PHOTOS: MIKE JOHNSON
PHOTOS: MIKE JOHNSON
These days, small-order grab-and-go items are what customers want more and more, so Paielli’s has tailored its in-store options to meet this demand.
Basically, Paielli’s will try anything to meet its customers’ needs. If something doesn’t work, so be it. At least they gave it a shot.
“We just try,” Dave Paielli said. “We see what’s available, and we see our customers say, ‘Hey, do you make this product?’ And we say, ‘No, but let us try.’ And then we create what we can. If they like it, it goes.

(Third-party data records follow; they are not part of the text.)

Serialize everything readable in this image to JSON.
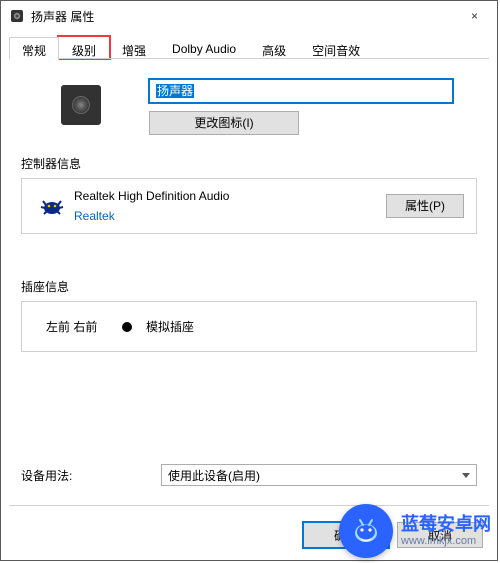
{
  "window": {
    "title": "扬声器 属性",
    "close": "×"
  },
  "tabs": [
    {
      "label": "常规",
      "active": true,
      "highlight": false
    },
    {
      "label": "级别",
      "active": false,
      "highlight": true
    },
    {
      "label": "增强",
      "active": false,
      "highlight": false
    },
    {
      "label": "Dolby Audio",
      "active": false,
      "highlight": false
    },
    {
      "label": "高级",
      "active": false,
      "highlight": false
    },
    {
      "label": "空间音效",
      "active": false,
      "highlight": false
    }
  ],
  "general": {
    "device_name": "扬声器",
    "change_icon_btn": "更改图标(I)"
  },
  "controller": {
    "section_label": "控制器信息",
    "name": "Realtek High Definition Audio",
    "vendor": "Realtek",
    "properties_btn": "属性(P)"
  },
  "jack": {
    "section_label": "插座信息",
    "location": "左前 右前",
    "type": "模拟插座",
    "color": "#000000"
  },
  "usage": {
    "label": "设备用法:",
    "selected": "使用此设备(启用)"
  },
  "footer": {
    "ok": "确定",
    "cancel": "取消"
  },
  "watermark": {
    "title": "蓝莓安卓网",
    "url": "www.lmkjx.com"
  }
}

“We started a new line three years ago, never made this product ever before. We put a formulation together for a hoagie bun, a soft hoagie bun. We’re selling them like crazy.
“… Like my dad says, ‘We don’t say no. Let’s try it. Never say no. We can try to make it. If we can’t make it, then we can say we can’t do it. But we’ll try to do whatever possible.’”
PHOTOS: MIKE JOHNSON
Like every business, Paielli’s was forced in recent years to face the challenges of the COVID-19 pandemic and has come out the other side. The bakery followed protocols and procedures but was never forced to close up. In fact, Dave Paielli said, some products sold better than ever.
“You know what didn’t take a hit, is our grocery side,” Dave said. “The bread in the grocery stores. That actually grew. I mean, we couldn’t keep product on the shelf. People were thinking they were going to be locked in the house forever, they were buying four, five loaves at a shop.
“So our demand for our grocery store product was incredible, and that stayed throughout.”
Into the future
Paielli’s has made its significant impact throughout Kenosha for a century now, and its success has spread far and wide. Dave Paielli related a story of that impact across the country, a story that’s surely just one of many.
“I saw a license plate from New Jersey outside,” Dave recalled. “I just had to ask, ‘What are you doing at Paielli’s Bakery in Kenosha?’ (They said), ‘I used to live here. We’re going back to New Jersey. We had to stop and get our last donut.’
PHOTOS: MIKE JOHNSON
“So that’s really cool. If you move away, they come. They come back and they have a donut, or they take something with them on the way home.”
But Paielli’s always remembers its roots and is true to those it has served the most since its first day of business in 1923.
“We want to make sure that Kenosha customers get taken care of,” Dave Paielli said. “That’s what we’ve been doing, I guess, for 100 years now.”